The filmmakers build a dense swamp atmosphere over the first 45 minutes as images shift between Mickey and Jake’s bewildered viewpoints and the more bizarre visions and memories associated with Solveig. The latter comes drenched in fake gore, populated by rotting corpses, huge screaming mouths, and dead children being unceremoniously dumped into buckets while several supporting players – many of whom, if you check the credits, bear the surname Adams, funnily enough – stand around looking imposing and menacing.
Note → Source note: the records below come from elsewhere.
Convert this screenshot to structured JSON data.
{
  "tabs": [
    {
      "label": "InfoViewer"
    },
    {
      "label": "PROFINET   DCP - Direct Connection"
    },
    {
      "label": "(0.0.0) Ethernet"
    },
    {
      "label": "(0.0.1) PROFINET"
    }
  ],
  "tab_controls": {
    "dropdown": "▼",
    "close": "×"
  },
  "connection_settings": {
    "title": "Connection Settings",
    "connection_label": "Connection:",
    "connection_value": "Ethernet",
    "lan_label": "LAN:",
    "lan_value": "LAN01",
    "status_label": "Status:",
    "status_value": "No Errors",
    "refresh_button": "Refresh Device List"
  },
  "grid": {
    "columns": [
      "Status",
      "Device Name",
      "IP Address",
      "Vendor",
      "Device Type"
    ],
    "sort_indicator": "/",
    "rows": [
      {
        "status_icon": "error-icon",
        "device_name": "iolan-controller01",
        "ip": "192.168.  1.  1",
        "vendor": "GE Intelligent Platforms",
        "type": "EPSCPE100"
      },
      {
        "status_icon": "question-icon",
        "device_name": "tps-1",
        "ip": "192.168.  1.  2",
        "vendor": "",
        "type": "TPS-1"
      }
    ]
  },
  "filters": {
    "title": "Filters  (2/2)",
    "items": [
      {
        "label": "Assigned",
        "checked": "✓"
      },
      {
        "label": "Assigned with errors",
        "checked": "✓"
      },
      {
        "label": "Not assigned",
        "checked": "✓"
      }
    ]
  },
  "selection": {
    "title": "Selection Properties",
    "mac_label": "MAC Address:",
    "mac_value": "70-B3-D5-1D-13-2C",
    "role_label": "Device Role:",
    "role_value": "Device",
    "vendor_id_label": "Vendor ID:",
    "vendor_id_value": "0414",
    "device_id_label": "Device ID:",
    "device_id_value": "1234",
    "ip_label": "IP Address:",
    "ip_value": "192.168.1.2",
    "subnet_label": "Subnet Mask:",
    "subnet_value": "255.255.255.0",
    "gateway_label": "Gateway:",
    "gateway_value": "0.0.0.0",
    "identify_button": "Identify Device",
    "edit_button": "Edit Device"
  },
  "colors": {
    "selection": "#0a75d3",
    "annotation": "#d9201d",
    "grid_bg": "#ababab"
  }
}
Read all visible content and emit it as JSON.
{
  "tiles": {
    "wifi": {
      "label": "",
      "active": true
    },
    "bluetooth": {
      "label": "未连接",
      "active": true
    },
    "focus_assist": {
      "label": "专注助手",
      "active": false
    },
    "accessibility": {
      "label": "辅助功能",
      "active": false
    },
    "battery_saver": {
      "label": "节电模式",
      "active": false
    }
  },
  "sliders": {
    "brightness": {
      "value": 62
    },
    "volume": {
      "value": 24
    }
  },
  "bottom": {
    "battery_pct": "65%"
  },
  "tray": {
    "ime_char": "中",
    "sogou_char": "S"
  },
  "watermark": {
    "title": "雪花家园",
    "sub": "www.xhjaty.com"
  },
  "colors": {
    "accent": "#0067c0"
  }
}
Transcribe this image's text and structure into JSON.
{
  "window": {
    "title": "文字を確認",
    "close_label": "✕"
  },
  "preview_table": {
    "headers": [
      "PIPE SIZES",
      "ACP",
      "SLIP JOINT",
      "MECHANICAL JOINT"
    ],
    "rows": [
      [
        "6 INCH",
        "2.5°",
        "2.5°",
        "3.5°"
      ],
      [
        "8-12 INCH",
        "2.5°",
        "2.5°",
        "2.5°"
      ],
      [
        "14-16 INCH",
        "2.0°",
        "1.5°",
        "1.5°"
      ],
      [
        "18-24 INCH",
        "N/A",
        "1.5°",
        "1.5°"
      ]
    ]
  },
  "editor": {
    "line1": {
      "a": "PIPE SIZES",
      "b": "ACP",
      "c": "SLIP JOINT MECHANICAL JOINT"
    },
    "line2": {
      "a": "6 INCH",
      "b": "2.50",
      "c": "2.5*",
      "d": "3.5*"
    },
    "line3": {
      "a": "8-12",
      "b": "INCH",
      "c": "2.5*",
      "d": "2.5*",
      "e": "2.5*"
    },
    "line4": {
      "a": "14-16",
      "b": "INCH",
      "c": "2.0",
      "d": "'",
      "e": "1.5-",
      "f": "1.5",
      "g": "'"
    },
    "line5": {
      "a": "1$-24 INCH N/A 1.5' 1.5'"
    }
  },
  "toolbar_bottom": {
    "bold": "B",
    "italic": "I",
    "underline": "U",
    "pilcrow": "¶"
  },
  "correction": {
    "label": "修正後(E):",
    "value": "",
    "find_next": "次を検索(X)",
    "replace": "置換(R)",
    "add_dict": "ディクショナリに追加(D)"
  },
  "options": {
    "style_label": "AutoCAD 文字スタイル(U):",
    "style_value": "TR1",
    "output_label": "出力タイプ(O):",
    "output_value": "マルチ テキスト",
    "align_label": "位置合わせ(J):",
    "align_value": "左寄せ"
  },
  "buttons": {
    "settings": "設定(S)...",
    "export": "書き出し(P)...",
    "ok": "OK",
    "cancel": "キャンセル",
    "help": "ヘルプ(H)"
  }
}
The effect is unsettling and full of menace, but there are very few sequences lining the action where we hear Solveig repeating what sounds like a bad parody of Emily Dickinson – things like “The truth won’t hide in dreams / It’s still fixed / Visible”, the beats spread out like worn-out mattresses. Overall, this is better and more polished than some of the Adams-Poser group’s previous efforts, but perhaps not enough sophistication to take their vision to the next level.

Mother of Flies is streaming on Shudder and AMC+ starting January 23.